Isaacson, who spent almost a decade training in classical ballet, says that her background helps keep her focused and organized during holiday rushes like Valentine’s Day. She was drawn to working with flowers after leaving the dance world when she moved to Seattle in 2007, and enrolled in floral design classes at the now closed Floral Design Institute. “I wanted to have more movement in my life, and it had to have color,” she says.
Isaacson has since become known for her lush, textured, architectural arrangements—a poetic bridge between her dance and floral design backgrounds—and she’s learned a lot since opening her small, bright storefront four years ago in Seattle’s rapidly growing South Lake Union neighborhood. She’s developing supportive relationships with her retail neighbors, such as art and design marketplace Join Shop, with which she occasionally cohosts events. She’s also committing to sustainability and responsible product sourcing through the Slow Flowers movement, whose members are dedicated to using American-grown flowers whenever possible.
There’s no doubt Isaacson’s flowers make many people happy on Valentine’s Day, but what is she hoping for on that romantic holiday? “Every arrangement tells a story. My goal is to make sure that everyone leaves with a piece of art,” she says.
A Small-Business Family
While growing up, Isaacson worked in her family’s New York–based trucking business, started in 1913 by her great-grandfather from Italy, who was a blacksmith and built wagons.

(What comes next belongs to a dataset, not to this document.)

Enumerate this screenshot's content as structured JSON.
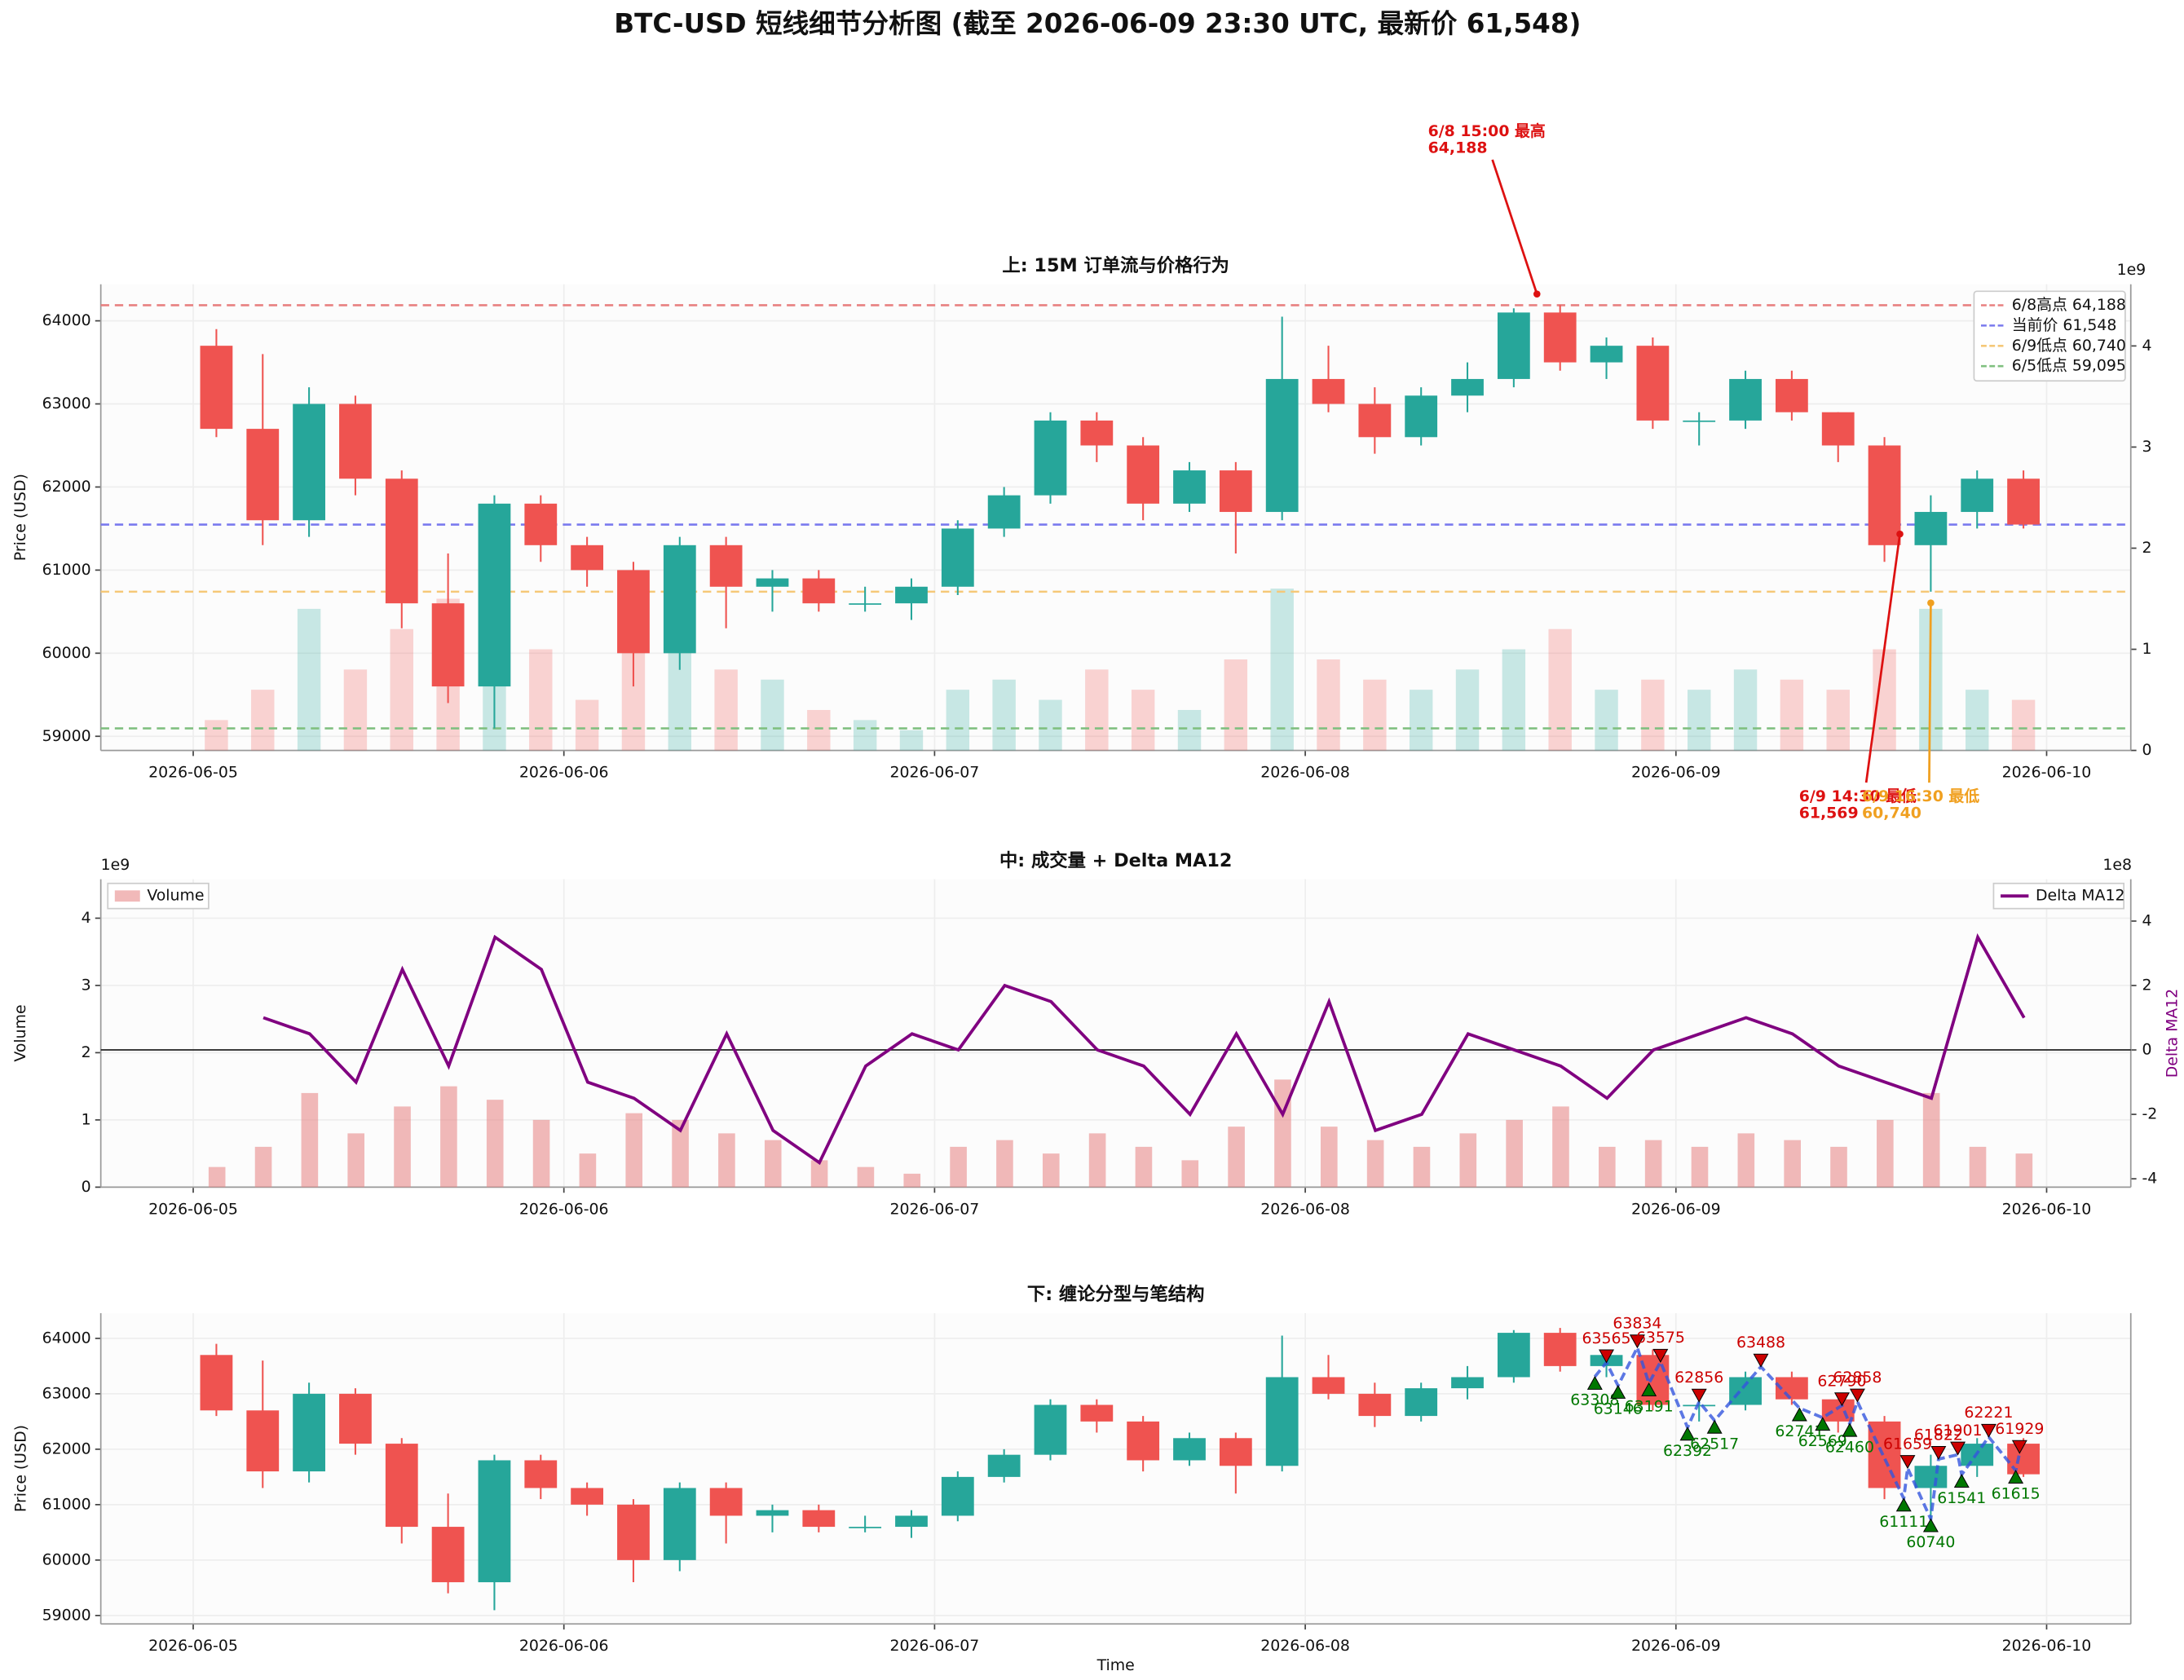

“My favorite flower. They are resilient…being resilient is the thing that has sustained me in my life,” says Isaacson.
Isaacson sources some stems locally from Hori Hori Flowers in White Center and from the Seattle Wholesale Grower’s Market in Georgetown.
Customers can learn about plant and flower design in Verde & Co. classes
including Floral Design 101, wreath making and terrarium design. Isaacson is also teaching a flower crown workshop at the Northwest Flower & Garden Festival on February 22.